If avoiding a crash is impossible, brace for it
As with correction, there is no absolute definition for a market crash but it is generally defined as a double-digit dip drop in a stock index in a relatively short amount of time, usually over the course of a few days due to the collapse of a speculative bubble. While the crash itself isn’t bad, it could lead to what is termed as panic selling, in which a mass withdrawal of investments occur due to pervasive fear, which acts as a self-fulfilling prophecy of some sort, making the matter even worse and usually lead to a general recession. As a crash is usually triggered by what the general market does, it is almost impossible for a single investor to avoid the impact of a crash, but it is possible to prepare for one by looking at the indicators, some of which are:
- They’re relatively rare but the impact is almost always extensive. The 2008 financial crisis lead to the demise of one of the biggest investment bank at the time, Lehman Brothers and pushed the US government to enact one of the biggest regulation changes since the Great Depression of the 20s with the Dodd-Frank act. The Japanese housing bubble burst of the early 90s ended the golden era of Japanese automotive industry and 10 years of economic stagnation commonly known as the Lost Decade.
- They arrive at the end of a bull market or a speculative bubble. All of the crash examples listed above happens when an economic bubble burst and if you stretch back all the way to the 18th century for the South Sea Bubble, where the titular company took advantage of Britain’s colonial expansion at the time to spread excessively exaggerated claims on opportunities within the New World which at one time raised the company’s stock price to £1,000, ten times its original price of £100 before falling back again.

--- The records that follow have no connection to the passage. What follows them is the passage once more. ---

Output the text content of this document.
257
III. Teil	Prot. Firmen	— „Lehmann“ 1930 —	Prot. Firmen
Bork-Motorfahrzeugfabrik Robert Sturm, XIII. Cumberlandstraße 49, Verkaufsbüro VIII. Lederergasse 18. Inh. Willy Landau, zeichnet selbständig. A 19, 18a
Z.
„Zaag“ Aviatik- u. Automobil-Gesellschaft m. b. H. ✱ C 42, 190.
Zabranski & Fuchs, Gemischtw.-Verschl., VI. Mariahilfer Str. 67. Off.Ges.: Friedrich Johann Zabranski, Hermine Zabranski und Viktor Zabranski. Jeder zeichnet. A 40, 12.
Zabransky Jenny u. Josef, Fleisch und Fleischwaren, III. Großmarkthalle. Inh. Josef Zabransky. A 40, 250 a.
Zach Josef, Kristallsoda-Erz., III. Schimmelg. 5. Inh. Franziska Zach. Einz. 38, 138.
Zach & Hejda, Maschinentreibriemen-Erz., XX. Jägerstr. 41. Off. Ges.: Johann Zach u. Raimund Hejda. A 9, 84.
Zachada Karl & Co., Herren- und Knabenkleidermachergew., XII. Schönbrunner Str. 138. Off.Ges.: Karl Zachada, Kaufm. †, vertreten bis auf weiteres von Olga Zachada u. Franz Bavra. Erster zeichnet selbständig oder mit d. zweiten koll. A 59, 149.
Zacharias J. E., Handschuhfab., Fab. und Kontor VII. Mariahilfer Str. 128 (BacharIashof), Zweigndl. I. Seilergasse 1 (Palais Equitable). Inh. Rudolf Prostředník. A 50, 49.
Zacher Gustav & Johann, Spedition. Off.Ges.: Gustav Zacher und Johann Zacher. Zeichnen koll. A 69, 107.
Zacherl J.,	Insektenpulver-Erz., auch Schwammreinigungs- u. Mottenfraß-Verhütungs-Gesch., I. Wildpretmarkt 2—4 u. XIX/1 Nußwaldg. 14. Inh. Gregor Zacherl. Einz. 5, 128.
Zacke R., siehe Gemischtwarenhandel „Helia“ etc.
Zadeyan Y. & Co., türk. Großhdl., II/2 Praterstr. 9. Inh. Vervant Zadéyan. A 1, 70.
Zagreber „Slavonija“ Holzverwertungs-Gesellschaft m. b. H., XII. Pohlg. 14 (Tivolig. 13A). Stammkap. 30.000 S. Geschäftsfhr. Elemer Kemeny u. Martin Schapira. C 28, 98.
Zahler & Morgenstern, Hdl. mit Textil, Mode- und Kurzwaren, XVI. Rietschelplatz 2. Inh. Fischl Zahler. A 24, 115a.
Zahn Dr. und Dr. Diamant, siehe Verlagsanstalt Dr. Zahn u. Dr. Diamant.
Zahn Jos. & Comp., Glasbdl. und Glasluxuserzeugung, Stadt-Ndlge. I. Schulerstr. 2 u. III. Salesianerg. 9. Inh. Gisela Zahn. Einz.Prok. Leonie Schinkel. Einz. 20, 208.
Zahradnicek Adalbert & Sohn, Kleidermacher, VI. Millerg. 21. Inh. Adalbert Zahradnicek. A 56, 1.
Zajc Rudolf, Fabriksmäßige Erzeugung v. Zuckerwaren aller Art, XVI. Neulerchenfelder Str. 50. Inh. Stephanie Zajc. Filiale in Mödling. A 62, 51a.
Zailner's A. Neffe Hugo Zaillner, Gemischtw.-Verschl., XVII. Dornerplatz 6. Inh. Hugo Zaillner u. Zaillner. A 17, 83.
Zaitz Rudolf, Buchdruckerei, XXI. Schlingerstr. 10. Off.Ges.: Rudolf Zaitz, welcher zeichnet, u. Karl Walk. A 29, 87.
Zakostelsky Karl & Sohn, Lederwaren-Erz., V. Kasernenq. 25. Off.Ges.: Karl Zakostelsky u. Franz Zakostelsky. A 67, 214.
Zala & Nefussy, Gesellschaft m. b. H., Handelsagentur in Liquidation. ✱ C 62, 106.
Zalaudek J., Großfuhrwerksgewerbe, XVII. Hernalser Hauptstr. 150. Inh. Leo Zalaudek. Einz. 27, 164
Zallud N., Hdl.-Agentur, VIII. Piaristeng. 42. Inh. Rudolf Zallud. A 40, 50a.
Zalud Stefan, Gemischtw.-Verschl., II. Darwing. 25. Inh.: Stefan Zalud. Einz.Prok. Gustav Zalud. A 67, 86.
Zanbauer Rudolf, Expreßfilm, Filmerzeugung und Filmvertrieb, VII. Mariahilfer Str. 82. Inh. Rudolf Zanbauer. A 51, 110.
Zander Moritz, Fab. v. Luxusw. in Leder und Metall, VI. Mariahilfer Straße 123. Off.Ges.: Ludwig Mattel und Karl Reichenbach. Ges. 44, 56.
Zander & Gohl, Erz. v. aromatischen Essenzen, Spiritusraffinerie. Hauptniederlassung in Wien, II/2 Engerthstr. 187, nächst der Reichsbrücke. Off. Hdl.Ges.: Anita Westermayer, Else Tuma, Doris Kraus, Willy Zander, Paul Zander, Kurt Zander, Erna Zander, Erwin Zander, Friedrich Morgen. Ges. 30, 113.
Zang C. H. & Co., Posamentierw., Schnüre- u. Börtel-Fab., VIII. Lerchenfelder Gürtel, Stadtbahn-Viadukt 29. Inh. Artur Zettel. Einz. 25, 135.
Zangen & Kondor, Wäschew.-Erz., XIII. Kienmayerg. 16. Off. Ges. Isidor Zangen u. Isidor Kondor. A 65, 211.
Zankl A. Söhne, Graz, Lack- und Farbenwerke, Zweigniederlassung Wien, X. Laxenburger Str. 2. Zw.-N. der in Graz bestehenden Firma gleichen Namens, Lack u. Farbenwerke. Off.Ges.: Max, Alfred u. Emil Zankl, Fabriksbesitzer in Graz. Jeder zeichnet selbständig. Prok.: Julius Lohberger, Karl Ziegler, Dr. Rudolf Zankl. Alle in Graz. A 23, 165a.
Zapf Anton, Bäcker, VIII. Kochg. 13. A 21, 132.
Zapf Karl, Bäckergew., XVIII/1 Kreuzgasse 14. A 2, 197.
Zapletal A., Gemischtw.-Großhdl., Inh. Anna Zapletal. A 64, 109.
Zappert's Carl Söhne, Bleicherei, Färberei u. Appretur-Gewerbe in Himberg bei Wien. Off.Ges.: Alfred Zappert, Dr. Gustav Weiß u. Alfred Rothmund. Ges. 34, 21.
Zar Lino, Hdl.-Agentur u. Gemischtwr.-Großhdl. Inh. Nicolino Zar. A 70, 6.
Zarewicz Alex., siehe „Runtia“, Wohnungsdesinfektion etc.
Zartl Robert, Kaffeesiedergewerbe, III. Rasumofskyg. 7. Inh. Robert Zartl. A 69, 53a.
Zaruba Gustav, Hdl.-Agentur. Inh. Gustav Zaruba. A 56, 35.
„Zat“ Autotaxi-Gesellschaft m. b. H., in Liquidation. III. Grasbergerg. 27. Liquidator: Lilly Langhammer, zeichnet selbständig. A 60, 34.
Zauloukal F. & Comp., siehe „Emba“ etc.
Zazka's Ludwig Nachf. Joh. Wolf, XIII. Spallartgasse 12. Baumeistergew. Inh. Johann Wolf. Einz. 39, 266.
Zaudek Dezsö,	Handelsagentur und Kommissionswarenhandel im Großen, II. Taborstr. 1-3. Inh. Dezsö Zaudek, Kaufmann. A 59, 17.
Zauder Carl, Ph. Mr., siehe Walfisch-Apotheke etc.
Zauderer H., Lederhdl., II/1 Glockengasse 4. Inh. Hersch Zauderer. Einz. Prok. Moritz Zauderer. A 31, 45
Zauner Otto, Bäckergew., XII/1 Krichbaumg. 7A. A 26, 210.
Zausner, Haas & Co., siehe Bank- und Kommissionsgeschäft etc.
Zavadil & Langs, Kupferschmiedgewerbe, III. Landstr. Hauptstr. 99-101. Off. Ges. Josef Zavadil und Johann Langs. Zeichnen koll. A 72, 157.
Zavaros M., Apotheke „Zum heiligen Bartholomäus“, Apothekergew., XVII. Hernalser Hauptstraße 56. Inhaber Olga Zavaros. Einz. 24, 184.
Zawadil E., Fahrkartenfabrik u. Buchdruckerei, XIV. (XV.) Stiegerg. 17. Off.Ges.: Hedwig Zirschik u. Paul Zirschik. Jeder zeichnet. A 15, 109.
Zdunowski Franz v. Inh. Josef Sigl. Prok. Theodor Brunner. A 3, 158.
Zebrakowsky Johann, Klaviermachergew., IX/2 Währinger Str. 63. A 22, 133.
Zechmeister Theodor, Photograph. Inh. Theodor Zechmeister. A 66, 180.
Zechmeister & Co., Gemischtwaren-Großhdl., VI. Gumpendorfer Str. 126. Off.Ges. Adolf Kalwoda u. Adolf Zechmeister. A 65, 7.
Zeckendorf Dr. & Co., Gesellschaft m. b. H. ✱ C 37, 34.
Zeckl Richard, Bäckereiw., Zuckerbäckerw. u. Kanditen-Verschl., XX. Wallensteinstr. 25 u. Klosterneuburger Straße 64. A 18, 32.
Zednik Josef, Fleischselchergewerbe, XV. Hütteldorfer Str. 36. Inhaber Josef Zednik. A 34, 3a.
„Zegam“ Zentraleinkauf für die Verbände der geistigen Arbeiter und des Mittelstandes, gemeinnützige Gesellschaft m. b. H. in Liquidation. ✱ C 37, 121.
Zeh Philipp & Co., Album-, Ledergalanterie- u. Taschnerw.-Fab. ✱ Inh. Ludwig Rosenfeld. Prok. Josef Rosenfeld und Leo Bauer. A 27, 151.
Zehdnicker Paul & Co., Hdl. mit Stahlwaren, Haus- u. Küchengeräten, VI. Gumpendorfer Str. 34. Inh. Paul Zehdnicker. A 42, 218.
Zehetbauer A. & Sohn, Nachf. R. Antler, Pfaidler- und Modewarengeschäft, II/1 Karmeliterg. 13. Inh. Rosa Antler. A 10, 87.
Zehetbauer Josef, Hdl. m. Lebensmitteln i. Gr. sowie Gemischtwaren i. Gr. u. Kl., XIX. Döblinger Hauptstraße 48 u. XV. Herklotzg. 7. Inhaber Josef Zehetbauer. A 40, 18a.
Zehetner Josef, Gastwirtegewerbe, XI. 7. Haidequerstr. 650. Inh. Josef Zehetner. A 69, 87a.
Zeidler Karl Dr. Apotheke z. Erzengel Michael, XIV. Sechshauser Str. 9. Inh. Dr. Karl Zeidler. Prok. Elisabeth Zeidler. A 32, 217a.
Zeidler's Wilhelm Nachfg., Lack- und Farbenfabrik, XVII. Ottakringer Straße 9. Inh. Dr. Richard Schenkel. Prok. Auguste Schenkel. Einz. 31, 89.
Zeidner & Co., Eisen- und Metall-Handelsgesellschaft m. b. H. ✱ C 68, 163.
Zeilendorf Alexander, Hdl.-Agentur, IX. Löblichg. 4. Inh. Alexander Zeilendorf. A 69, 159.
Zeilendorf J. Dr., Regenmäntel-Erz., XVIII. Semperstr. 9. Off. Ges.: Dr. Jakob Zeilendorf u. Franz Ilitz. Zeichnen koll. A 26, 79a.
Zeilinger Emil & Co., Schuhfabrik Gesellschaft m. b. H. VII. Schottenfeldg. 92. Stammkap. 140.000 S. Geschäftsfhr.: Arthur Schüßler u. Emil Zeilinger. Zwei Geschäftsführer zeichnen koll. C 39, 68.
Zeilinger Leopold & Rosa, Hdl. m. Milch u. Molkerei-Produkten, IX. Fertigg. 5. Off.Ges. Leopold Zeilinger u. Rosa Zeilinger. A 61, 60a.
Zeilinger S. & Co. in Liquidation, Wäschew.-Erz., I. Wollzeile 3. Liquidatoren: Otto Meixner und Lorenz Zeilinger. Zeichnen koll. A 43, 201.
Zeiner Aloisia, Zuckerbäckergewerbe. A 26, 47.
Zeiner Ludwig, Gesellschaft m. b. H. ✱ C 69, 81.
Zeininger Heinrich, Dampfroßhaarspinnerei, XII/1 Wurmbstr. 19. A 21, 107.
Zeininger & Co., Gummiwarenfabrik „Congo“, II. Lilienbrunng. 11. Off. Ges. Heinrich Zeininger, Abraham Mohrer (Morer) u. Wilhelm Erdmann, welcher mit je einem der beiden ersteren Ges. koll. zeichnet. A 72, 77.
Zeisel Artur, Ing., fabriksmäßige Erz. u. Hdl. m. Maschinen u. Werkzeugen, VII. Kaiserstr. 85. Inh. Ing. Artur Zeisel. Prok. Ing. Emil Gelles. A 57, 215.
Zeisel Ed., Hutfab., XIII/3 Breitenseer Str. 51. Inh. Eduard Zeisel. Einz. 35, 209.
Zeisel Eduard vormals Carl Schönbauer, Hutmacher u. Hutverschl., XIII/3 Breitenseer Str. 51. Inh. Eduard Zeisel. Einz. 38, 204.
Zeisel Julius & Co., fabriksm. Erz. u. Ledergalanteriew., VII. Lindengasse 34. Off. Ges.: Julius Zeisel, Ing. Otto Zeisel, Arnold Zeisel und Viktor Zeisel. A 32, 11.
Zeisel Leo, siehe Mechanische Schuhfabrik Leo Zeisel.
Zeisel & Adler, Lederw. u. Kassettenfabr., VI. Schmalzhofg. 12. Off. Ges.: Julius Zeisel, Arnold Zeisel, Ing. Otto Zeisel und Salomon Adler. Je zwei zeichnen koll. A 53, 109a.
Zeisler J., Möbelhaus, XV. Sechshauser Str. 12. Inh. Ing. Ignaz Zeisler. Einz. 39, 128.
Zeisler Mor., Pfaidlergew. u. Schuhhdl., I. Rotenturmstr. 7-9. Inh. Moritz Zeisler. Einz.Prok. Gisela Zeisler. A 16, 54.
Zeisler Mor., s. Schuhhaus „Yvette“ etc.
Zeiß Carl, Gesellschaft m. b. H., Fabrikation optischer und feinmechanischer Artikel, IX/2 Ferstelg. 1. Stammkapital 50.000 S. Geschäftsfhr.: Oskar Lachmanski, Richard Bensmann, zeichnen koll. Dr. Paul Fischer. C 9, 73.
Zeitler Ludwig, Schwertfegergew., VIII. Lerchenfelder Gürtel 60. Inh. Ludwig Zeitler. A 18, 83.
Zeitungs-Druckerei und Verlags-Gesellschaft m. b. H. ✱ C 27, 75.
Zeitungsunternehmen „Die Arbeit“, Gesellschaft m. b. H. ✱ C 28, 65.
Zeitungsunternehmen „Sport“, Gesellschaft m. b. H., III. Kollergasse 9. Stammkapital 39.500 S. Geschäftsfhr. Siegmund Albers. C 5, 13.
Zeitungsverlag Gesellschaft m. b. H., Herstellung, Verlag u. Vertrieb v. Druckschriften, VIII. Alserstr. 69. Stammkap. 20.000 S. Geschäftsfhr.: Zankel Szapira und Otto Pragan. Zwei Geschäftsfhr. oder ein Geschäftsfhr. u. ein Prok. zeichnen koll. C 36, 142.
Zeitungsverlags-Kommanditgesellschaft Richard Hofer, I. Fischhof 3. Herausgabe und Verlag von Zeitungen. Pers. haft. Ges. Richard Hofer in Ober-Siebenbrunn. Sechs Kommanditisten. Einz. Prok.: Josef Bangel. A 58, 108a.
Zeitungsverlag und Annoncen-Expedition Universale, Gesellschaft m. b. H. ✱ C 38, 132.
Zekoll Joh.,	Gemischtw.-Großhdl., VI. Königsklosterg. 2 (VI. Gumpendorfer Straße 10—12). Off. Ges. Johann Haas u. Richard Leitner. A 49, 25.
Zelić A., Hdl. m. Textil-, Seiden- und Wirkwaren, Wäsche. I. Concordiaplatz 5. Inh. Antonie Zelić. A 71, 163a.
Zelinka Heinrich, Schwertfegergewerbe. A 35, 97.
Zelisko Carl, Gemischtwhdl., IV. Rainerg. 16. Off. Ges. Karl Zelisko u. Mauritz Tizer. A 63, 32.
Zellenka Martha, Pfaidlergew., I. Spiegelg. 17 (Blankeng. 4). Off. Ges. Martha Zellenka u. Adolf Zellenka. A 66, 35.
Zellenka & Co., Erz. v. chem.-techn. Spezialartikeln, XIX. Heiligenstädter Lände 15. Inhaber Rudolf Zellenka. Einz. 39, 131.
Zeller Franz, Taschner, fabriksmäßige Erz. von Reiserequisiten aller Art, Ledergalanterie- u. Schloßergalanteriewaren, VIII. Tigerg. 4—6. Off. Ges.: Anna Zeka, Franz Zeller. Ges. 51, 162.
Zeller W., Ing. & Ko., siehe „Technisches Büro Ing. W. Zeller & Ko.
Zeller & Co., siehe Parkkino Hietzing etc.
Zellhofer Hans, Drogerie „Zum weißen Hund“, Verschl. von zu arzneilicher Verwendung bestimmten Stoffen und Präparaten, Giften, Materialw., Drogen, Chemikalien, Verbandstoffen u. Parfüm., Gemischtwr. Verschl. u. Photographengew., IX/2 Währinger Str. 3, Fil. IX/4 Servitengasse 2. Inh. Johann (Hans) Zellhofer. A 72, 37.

- Each crash lead to tighter regulations. Probably the only silver lining to be gathered from a crash is this; they almost always lead to stricter financial regulations and systematic improvements, enacted to keep the same crash from happening again. While there has been notable crashes in the last few years, the impact from these cases have been mostly isolated, like the Chinese stock market bubble of 2015 that prompted a response from the Chinese government that same year which helped mitigate the effects
Correction and crash are two completely different things but they have one thing in common, you should stay calm in response to these two movements. Correction is only temporary, so holding your position is advisable while with a crash, engaging in a panic selling will only exacerbate the problem and selling your stocks at a low price isn’t exactly a good idea in the first place. The only thing you can do when it comes to crashes is to prepare for it, either by diversifying your portfolio or selling your stocks before a crash happens.